Las estafas telefónicas evolucionan constantemente y los delincuentes aprovechan cada vez más las distracciones o los hábitos cotidianos de las personas. Una de las prácticas más comunes consiste en llamar desde un número desconocido e intentar obtener una respuesta afirmativa o información sensible para cometer fraudes.
Por ese motivo, los expertos en ciberseguridad advierten que existen dos respuestas que nunca deberían darse durante una llamada sospechosa: decir “sí” de manera automática y compartir el código de verificación que envía WhatsApp por SMS o por la propia aplicación.
El Instituto Nacional de Ciberseguridad de España (INCIBE) señala que este tipo de engaños forma parte de estrategias de ingeniería social, una técnica mediante la cual los ciberdelincuentes manipulan a las víctimas para obtener información o acceder a sus cuentas.
Por qué conviene evitar decir “sí”
Muchas personas atienden el teléfono y responden con un simple “sí” cuando les preguntan si hablan con el titular de la línea. Aunque pueda parecer un gesto inofensivo, los especialistas recomiendan evitar esa respuesta.

Según explica el INCIBE, los estafadores pueden grabar la conversación e intentar utilizar ese audio fuera de contexto para aparentar un consentimiento en determinados trámites o reforzar intentos de suplantación de identidad. Si bien esto por sí solo no alcanza para validar contratos o movimientos bancarios, sí puede formar parte de maniobras de fraude más complejas.
En lugar de responder “sí”, los expertos aconsejan utilizar expresiones como:
- “¿Quién habla?”
- “¿De parte de quién?”
- “¿En qué puedo ayudarlo?”
- “¿Con quién desea hablar?”
De esa forma se evita brindar una respuesta afirmativa antes de conocer quién está del otro lado de la línea.
La otra “palabra prohibida”: el código de WhatsApp
La segunda información que jamás debe compartirse es el código de verificación de WhatsApp.

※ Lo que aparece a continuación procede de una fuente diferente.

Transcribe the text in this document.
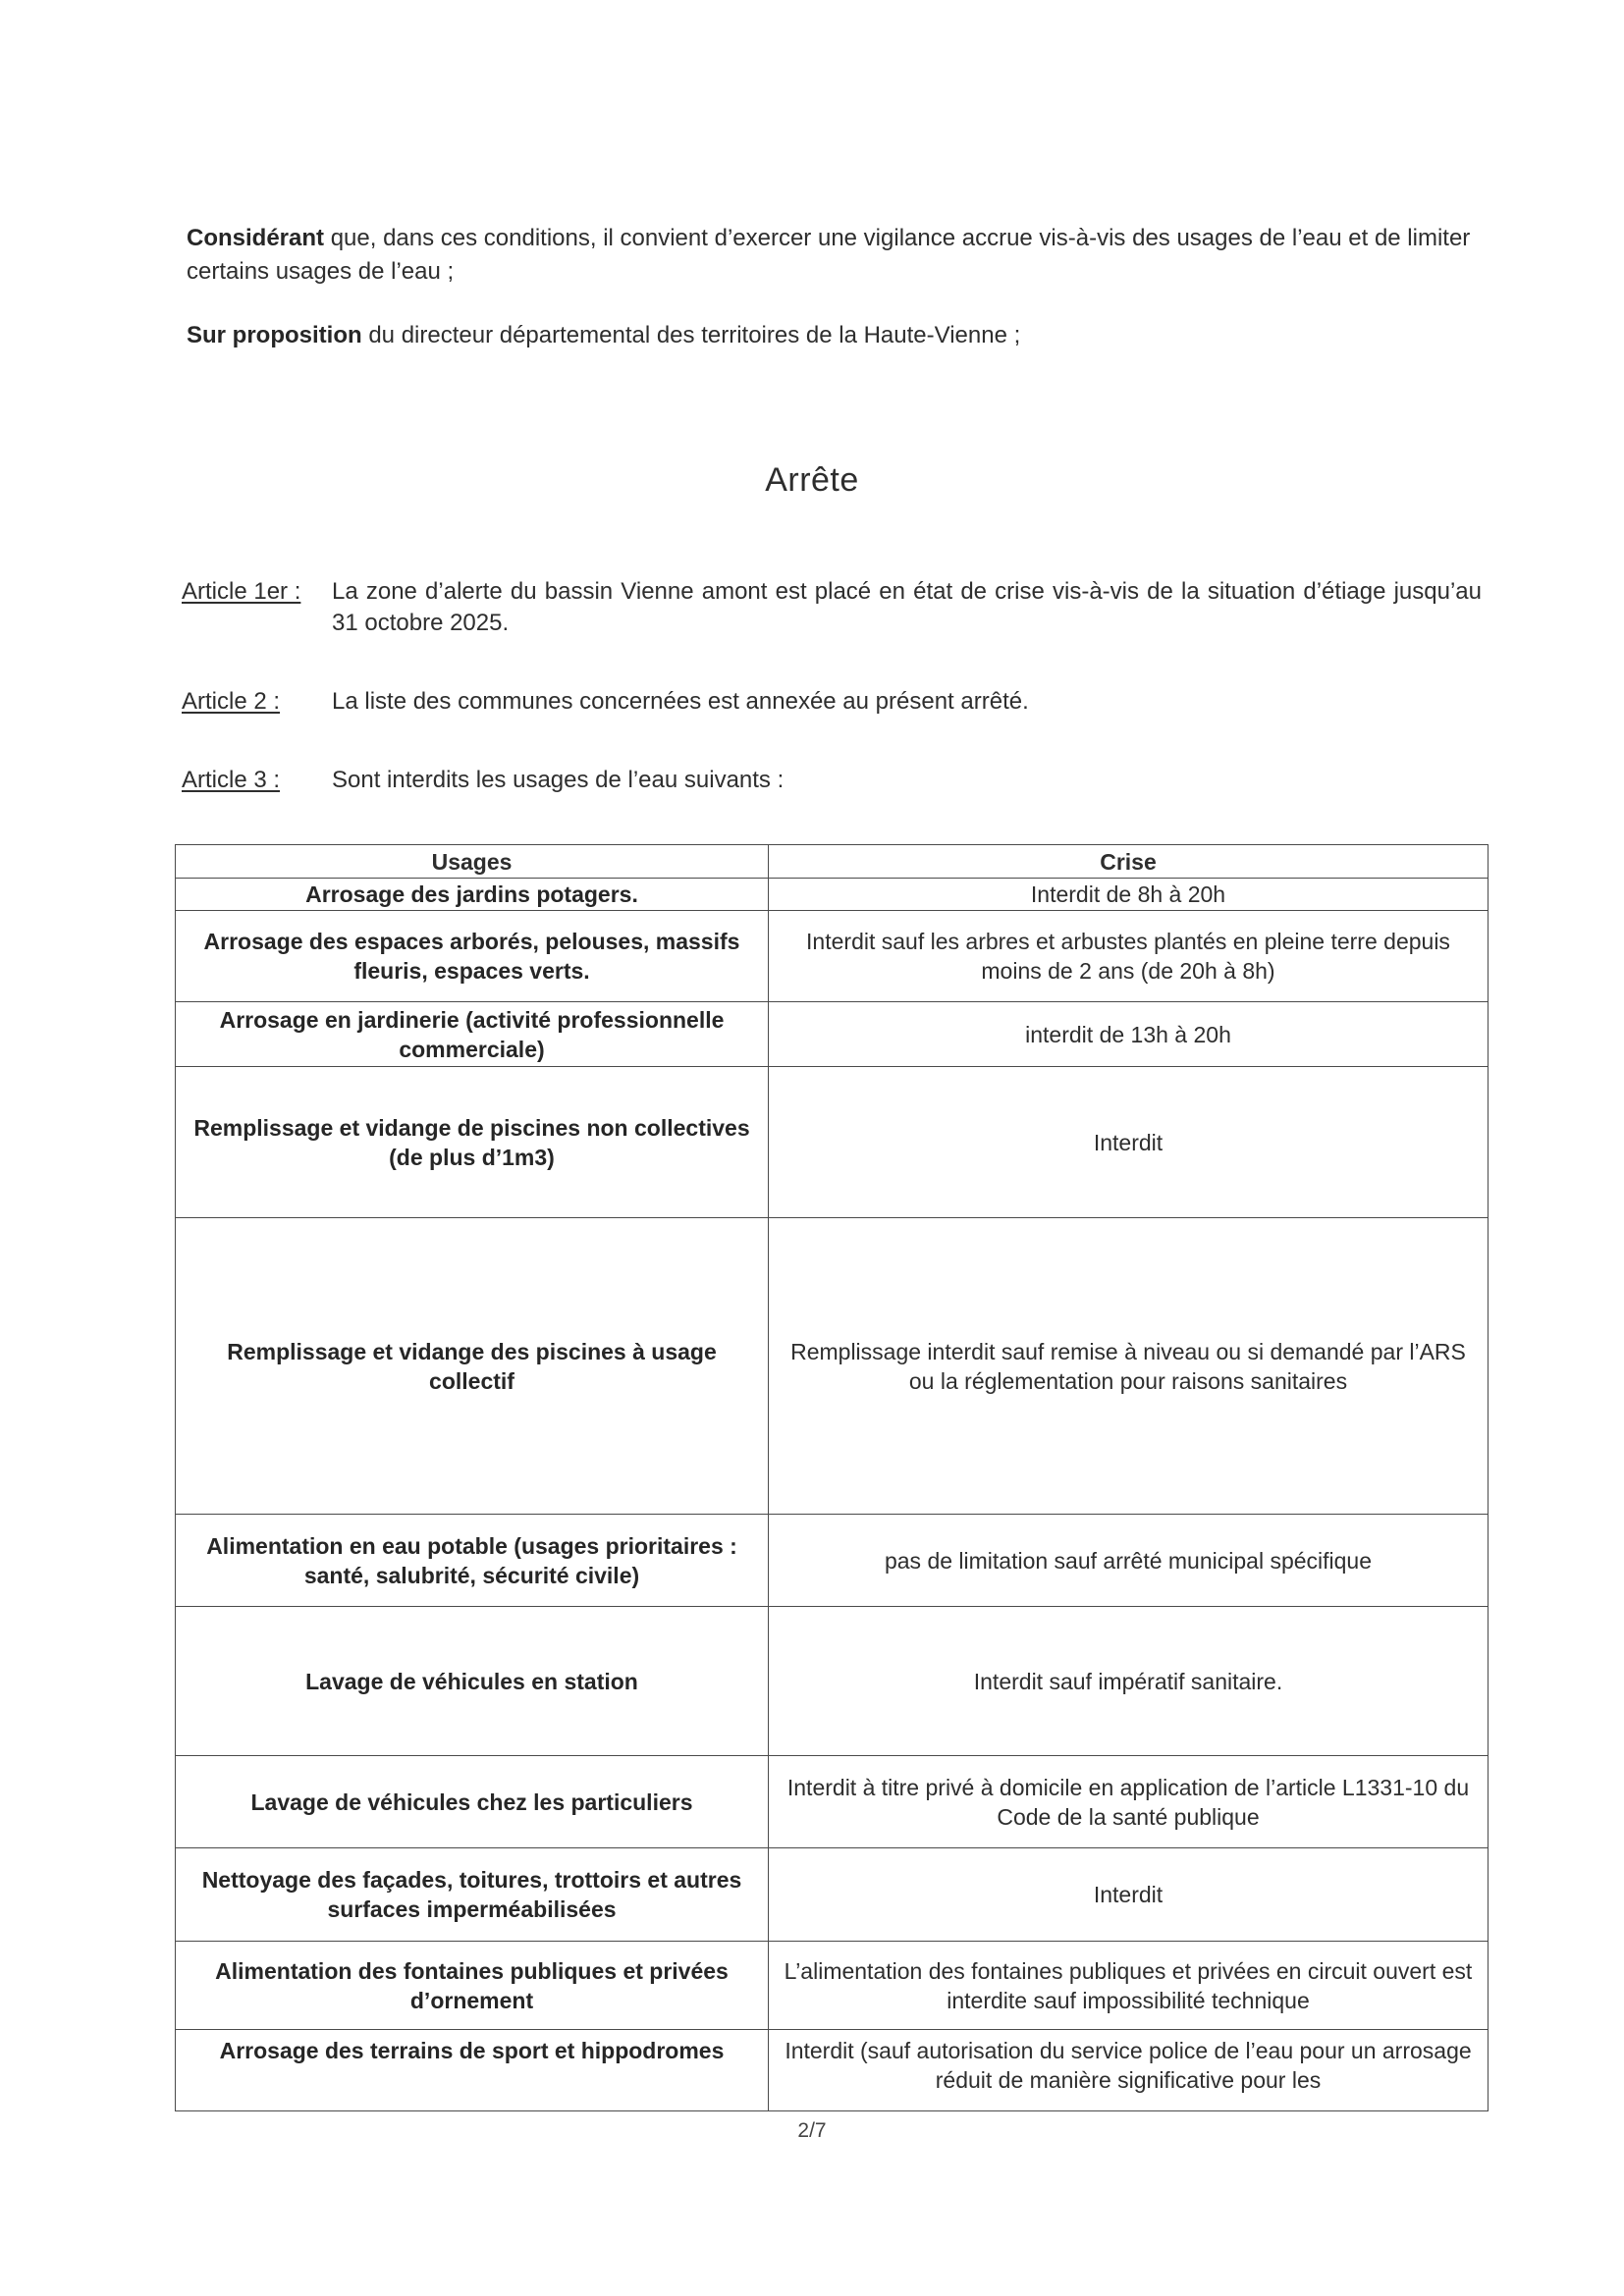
Considérant que, dans ces conditions, il convient d’exercer une vigilance accrue vis-à-vis des usages de l’eau et de limiter certains usages de l’eau ;

Sur proposition du directeur départemental des territoires de la Haute-Vienne ;

Arrête
Article 1er :	La zone d’alerte du bassin Vienne amont est placé en état de crise vis-à-vis de la situation d’étiage jusqu’au 31 octobre 2025.
Article 2 :	La liste des communes concernées est annexée au présent arrêté.
Article 3 :	Sont interdits les usages de l’eau suivants :
Usages	Crise
Arrosage des jardins potagers.	Interdit de 8h à 20h
Arrosage des espaces arborés, pelouses, massifs fleuris, espaces verts.	Interdit sauf les arbres et arbustes plantés en pleine terre depuis moins de 2 ans (de 20h à 8h)
Arrosage en jardinerie (activité professionnelle commerciale)	interdit de 13h à 20h
Remplissage et vidange de piscines non collectives (de plus d’1m3)	Interdit
Remplissage et vidange des piscines à usage collectif	Remplissage interdit sauf remise à niveau ou si demandé par l’ARS ou la réglementation pour raisons sanitaires
Alimentation en eau potable (usages prioritaires : santé, salubrité, sécurité civile)	pas de limitation sauf arrêté municipal spécifique
Lavage de véhicules en station	Interdit sauf impératif sanitaire.
Lavage de véhicules chez les particuliers	Interdit à titre privé à domicile en application de l’article L1331-10 du Code de la santé publique
Nettoyage des façades, toitures, trottoirs et autres surfaces imperméabilisées	Interdit
Alimentation des fontaines publiques et privées d’ornement	L’alimentation des fontaines publiques et privées en circuit ouvert est interdite sauf impossibilité technique
Arrosage des terrains de sport et hippodromes	Interdit (sauf autorisation du service police de l’eau pour un arrosage réduit de manière significative pour les
2/7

Ese código de seis dígitos es el que permite registrar una cuenta en un nuevo dispositivo. Si un delincuente logra convencer a la víctima para que se lo dicte, podrá tomar el control de la cuenta y comenzar a enviar mensajes en su nombre.
Desde WhatsApp y el INCIBE recuerdan que ningún empleado de la aplicación ni de Meta solicitará ese código por teléfono, mensaje o correo electrónico. Si alguien lo pide, se trata de un intento de fraude.
Así suelen actuar los estafadores
Los delincuentes suelen hacerse pasar por:
- Un banco.
- Una empresa de telefonía.
- Un servicio de mensajería o paquetería.
- Un organismo público.
- El soporte técnico de WhatsApp.
En muchos casos utilizan datos personales obtenidos previamente para generar confianza y luego realizan preguntas simples con el objetivo de obtener una respuesta afirmativa o convencer a la víctima de revelar un código de seguridad.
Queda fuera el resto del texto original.